Para além das novas aplicações, inovações e ferramentas disruptivas que tomam conta dos estudos responsáveis por mapear as tendências no setor de tecnologia, a projeção da Netskope avalia o cenário de cibersegurança em 2026. No estudo, a empresa concluiu que parte dos desenvolvimentos do segmento serão impulsionados pelas ferramentas tecnológicas inovadoras, como agentes de IA, mas também considera outros fatores como a ameaça crescente da computação quântica e a intensificação das exigências regulatórias.
Nesse contexto, a pesquisa projeta um 2026 marcado por mudanças na maneira de encarar a segurança digital, em que governança tecnológica, proteção de dados e resiliência digital passam a ser prioridades inadiáveis para empresas de todos os setores.

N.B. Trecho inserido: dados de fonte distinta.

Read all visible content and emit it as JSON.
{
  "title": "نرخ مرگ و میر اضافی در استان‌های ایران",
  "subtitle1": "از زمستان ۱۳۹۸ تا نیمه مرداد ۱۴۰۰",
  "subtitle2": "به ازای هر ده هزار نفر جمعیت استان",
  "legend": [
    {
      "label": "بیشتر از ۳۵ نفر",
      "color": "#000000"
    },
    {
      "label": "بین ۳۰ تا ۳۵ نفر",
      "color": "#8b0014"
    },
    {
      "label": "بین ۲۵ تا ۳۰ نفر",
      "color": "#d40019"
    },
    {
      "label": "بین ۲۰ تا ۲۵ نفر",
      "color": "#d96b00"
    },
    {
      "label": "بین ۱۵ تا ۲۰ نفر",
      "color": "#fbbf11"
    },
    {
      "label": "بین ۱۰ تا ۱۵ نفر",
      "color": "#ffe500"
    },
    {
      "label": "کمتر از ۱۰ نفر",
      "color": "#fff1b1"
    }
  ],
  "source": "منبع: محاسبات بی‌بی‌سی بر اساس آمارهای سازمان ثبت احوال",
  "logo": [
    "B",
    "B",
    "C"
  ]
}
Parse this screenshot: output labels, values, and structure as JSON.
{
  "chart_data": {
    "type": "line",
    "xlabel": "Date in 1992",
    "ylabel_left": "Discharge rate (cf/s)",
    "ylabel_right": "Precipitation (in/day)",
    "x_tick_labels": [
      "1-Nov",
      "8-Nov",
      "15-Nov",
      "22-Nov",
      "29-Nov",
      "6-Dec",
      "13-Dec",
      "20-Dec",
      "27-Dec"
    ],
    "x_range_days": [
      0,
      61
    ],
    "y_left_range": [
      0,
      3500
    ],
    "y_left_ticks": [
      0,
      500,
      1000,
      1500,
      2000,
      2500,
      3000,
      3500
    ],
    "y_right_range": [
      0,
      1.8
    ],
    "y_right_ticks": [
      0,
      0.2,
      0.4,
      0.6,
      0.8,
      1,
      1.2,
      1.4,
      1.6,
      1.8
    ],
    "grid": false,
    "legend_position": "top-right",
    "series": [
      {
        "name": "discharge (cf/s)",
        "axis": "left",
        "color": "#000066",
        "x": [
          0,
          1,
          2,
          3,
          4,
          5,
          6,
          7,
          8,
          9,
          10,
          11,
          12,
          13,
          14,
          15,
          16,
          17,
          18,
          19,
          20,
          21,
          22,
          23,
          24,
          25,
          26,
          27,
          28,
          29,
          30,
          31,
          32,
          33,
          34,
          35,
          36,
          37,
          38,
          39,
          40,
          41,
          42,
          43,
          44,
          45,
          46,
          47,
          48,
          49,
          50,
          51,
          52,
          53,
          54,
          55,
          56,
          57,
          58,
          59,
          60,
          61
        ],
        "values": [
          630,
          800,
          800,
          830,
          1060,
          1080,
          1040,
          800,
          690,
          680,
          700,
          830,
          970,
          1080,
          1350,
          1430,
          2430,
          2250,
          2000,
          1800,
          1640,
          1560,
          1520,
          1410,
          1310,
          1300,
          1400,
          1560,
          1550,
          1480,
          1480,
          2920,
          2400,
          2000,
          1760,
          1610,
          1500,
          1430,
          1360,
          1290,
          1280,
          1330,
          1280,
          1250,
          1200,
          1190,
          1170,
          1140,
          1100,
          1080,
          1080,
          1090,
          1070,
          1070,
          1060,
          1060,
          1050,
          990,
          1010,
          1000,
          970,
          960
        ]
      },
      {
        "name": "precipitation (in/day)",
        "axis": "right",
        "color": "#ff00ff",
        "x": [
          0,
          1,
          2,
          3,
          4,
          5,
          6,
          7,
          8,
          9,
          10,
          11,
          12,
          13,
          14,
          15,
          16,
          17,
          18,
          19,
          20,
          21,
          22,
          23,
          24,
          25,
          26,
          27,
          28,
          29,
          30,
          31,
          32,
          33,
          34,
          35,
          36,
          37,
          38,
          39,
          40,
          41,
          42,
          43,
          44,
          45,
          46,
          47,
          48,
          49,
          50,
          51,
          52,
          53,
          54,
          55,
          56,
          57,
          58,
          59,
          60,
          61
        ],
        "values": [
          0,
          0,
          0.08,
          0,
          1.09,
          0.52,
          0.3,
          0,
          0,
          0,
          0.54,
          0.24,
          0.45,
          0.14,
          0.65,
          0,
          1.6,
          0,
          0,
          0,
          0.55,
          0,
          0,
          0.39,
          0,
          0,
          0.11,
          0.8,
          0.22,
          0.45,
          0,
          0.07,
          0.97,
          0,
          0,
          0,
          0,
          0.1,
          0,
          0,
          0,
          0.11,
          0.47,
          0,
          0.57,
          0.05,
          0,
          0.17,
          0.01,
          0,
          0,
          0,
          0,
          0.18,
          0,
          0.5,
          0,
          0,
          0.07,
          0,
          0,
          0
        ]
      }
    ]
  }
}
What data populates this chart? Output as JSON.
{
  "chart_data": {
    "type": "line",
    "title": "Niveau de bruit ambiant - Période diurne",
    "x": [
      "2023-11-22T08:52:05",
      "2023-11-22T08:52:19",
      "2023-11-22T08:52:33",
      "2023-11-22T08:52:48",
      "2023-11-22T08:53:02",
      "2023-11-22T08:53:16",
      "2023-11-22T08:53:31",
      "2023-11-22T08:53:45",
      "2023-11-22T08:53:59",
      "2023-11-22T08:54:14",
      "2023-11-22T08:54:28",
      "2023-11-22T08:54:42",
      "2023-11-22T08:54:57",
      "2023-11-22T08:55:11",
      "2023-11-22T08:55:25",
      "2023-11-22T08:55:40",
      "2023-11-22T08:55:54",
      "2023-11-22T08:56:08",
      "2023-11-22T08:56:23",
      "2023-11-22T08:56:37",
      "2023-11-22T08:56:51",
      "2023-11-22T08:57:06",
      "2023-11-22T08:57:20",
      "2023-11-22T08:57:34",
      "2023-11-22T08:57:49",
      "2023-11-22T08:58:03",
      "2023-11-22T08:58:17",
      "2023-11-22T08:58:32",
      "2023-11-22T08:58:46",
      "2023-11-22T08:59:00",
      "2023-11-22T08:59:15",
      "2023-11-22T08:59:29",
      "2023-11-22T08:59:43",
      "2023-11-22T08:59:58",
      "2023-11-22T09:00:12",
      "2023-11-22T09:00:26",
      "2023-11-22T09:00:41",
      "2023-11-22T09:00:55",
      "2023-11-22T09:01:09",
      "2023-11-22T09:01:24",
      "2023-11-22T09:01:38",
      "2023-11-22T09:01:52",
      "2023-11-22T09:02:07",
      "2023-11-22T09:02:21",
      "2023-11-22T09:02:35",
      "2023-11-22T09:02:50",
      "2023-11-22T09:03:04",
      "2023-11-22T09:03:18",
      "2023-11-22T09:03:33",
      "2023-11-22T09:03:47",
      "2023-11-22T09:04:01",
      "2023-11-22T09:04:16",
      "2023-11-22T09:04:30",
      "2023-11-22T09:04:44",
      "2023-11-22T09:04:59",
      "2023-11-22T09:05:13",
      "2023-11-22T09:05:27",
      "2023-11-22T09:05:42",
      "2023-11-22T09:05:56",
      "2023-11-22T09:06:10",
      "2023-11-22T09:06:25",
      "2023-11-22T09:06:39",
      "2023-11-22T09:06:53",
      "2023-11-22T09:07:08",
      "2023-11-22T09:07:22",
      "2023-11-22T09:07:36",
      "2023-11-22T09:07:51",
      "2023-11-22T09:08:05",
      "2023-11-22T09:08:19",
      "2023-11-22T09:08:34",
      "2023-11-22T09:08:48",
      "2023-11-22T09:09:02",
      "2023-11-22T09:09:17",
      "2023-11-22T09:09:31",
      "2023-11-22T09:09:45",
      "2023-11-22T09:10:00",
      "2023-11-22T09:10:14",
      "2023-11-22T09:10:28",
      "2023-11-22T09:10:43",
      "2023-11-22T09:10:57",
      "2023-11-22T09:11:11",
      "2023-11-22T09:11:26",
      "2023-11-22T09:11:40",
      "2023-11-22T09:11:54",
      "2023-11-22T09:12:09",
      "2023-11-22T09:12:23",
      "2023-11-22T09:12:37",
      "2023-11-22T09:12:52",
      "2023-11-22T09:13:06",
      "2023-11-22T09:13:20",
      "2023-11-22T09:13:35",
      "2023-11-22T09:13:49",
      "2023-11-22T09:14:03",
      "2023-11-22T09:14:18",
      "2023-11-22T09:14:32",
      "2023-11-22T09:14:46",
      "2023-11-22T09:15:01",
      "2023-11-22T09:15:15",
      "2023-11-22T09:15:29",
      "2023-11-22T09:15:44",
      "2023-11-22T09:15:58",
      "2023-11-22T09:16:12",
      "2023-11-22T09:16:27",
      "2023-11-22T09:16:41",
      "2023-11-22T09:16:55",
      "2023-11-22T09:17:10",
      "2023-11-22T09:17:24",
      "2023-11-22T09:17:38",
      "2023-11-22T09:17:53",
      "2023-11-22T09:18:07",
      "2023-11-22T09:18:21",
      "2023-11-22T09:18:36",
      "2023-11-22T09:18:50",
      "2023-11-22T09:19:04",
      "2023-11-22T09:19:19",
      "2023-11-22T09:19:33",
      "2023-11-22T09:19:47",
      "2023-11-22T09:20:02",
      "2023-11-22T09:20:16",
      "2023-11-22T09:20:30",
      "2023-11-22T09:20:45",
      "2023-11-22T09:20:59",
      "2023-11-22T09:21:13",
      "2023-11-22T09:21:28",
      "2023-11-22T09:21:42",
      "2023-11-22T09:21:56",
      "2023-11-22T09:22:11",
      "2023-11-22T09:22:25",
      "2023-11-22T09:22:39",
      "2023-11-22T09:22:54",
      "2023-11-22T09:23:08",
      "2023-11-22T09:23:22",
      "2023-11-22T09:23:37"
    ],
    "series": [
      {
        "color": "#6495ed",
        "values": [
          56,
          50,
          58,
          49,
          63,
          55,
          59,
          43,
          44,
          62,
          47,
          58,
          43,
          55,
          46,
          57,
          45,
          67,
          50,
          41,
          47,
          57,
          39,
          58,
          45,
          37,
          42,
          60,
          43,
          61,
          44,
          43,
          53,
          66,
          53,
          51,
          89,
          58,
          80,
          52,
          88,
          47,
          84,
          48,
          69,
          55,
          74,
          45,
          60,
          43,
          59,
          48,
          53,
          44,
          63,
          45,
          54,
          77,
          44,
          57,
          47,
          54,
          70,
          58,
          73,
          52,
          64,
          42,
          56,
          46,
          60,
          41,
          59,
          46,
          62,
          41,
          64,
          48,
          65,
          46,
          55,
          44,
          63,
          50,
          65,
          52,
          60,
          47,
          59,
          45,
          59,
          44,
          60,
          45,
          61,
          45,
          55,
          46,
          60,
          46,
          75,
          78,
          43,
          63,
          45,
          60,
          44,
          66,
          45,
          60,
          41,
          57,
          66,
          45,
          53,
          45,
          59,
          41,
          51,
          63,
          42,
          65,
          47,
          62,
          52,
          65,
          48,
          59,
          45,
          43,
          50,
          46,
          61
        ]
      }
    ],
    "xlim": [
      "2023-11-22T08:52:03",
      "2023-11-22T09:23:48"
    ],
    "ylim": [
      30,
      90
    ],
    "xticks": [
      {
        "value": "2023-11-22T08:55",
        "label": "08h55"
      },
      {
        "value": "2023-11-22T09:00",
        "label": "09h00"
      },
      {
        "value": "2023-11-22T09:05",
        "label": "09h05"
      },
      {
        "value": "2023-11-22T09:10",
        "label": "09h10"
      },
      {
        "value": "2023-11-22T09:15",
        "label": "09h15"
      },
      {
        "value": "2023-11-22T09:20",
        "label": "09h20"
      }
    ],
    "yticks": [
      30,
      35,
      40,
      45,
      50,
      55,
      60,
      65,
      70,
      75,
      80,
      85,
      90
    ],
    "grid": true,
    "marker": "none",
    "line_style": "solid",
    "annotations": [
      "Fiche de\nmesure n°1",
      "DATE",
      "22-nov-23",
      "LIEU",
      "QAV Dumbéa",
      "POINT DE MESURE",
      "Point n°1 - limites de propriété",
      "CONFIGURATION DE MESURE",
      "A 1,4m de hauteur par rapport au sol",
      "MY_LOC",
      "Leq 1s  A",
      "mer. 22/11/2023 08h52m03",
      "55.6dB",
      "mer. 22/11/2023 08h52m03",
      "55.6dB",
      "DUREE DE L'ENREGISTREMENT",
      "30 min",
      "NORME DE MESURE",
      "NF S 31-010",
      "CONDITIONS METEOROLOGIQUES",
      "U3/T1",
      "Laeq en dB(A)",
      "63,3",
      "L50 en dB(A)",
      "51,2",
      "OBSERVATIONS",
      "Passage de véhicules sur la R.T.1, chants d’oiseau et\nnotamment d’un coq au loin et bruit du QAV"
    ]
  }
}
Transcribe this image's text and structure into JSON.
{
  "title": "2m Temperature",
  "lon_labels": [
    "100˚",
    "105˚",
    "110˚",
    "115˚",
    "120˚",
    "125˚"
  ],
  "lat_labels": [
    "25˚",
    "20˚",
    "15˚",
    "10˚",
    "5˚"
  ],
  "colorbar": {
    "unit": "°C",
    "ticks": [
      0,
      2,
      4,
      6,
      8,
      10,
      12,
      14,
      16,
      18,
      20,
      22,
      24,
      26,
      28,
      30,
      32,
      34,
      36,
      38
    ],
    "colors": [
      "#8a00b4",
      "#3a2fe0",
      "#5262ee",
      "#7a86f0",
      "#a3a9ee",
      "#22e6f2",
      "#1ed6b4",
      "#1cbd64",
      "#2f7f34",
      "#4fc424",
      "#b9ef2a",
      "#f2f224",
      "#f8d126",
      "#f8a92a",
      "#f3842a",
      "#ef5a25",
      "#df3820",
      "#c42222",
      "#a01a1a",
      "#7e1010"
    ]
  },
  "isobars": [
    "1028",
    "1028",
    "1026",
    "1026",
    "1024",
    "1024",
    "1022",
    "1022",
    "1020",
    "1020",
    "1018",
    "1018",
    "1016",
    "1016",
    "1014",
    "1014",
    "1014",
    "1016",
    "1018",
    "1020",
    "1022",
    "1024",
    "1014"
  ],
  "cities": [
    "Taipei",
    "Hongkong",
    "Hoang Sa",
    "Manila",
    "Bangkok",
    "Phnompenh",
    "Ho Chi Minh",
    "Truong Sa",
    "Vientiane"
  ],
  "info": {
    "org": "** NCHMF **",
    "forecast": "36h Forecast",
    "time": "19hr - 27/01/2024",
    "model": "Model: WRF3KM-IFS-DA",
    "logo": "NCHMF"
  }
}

Com a possibilidade da primeira grande violação causada por sistemas autônomos baseados em agentes de IA e o avanço da criptografia pós-quântica como resposta à perda iminente de confiança digital, organizações serão pressionadas a revisar políticas, mapear riscos e adotar mecanismos de controle mais robustos.
A era dos agentes de IA amadurece e amplia riscos

Segundo o diretor-geral da Netskope, Cláudio Bannwart, em 2026 “a principal tendência em cibersegurança será o uso massivo de IA e agentes de IA em ambos os lados: ataque e defesa”. Por um lado, golpes aplicados com o uso de deepfakes, campanhas de phishing hiperpersonalizadas e automação de fraude devem se intensificar diante da capacidade desses agentes de orquestrar ataques completos, com mínima intervenção humana.
Por outro lado, na defesa, ferramentas baseadas em IA também devem assumir atividades como triagem de alertas, gestão de vulnerabilidades e conformidade, e produção de relatórios. Apesar da função de defesa que a ferramenta exerce, ela também exige camadas de segurança próprias, que podem ser adicionadas em modelos, dados de treinamento, prompts e cadeias de suprimentos. Bannwart reforça que frameworks de governança e controles de identidade e dados serão pilares inegociáveis de qualquer estratégia de segurança em 2026.
A primeira grande violação causada por IA agêntica
O ponto mais sensível das previsões da Netskope é a expectativa de que, em meados de 2026, ocorra a primeira grande violação de dados corporativos causada diretamente por um sistema autônomo de IA agêntica operando sem supervisão adequada. Para o diretor global de privacidade e proteção de dados, Neil Thacker, esse incidente deve modificar a condução acerca de governança, risco e conformidade em relação à IA nas empresas.
“Este episódio acelerará a adoção de gateways de IA, e essas estruturas de controle devem se tornar tão essenciais para governança quanto o CASB (Cloud Access Security Broker) foi para a segurança de SaaS no passado. Toda empresa que adotar LLMs, IA e automação precisará implementar um gateway de IA, isso será essencial para a governança de IA em 2026”.
Computação quântica e a reconfiguração da confiança digital
Outro vetor de transformação diz respeito à criptografia pós-quântica, que, segundo Rehman Khan, arquiteto-chefe de Segurança da Informação da Netskope, passará da fase de conscientização para ação no próximo ano. O temor é de que dados criptografados armazenados hoje sejam decifrados futuramente por máquinas quânticas e coloquem em risco informações sensíveis.
A dinâmica acerca da computação quântica está diretamente ligada à confiança digital, afirma David Fairman, CIO e CSO da Netskope. A partir do momento em que conteúdos gerados por IA se tornam indistinguíveis e ataques com apoio quântico se aproximam, a confiança no ambiente digital é ainda mais questionada. Como medida preventiva, reivindicações de autenticidade ou autoria deverão exigir uma validação mais minuciosa.
Reguladores mais exigentes e a ascensão da soberania de dados
Em paralelo à evolução tecnológica, governos devem endurecer normas e fiscalização. Steve Riley, vice-presidente e CTO da Netskope, prevê que pressões geopolíticas levarão a regras mais rígidas e à responsabilização direta de empresas que negligenciem práticas de segurança.
Além disso, políticas de soberania de dados tendem a se fortalecer e estimular que as informações permaneçam armazenadas e processadas dentro de seus territórios. “As regras de soberania de dados terão presença mais marcante no cenário regulatório global em 2026, criando pressão para que os serviços sejam estruturados de forma a operar dentro de um país ou região”, previu o CISO da Netskope, James Robinson.